The major Swiss bank UBS Group has warned its customers about the situation on the crypto market. If the global regulatory pressure continues, investments in Bitcoin and Co. are not suitable for professional investors.

Business Insider reported yesterday, July 5th, that UBS sent its own customers a circular to inform them of the market situation. The bank referred to the regulatory events in China, which would have harmed both price developments and the crypto industry. UBS, however, warns that there are also signs that the rules are becoming more rigid in Western markets:

Regulators have shown that they can and will crack down on cryptocurrencies. Therefore, we recommend investors to stay away from cryptocurrencies and build their portfolio with less risky assets.

UBS on the zigzag course?

With such a statement, UBS seems to have started to rethink things.

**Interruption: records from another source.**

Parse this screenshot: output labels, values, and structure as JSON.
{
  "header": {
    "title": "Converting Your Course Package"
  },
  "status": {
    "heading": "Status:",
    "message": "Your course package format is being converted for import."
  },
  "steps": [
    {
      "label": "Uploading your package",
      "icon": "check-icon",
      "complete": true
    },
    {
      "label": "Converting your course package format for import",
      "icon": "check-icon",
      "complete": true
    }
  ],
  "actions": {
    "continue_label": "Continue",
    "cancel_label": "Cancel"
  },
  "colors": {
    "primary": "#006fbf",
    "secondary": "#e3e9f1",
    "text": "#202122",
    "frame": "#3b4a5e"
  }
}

Finally, reports in May suggested that the bank itself was considering ways to enter the crypto market. However, the Swiss had already warned against the high volatility of Bitcoin and Co. back then.

In contrast, UBS does not generally deny the crypto market the profit potential, even in the current situation. The circular states:


While we cannot rule out future price gains in cryptos, we see this as a speculative market that carries significant risks for professional investors.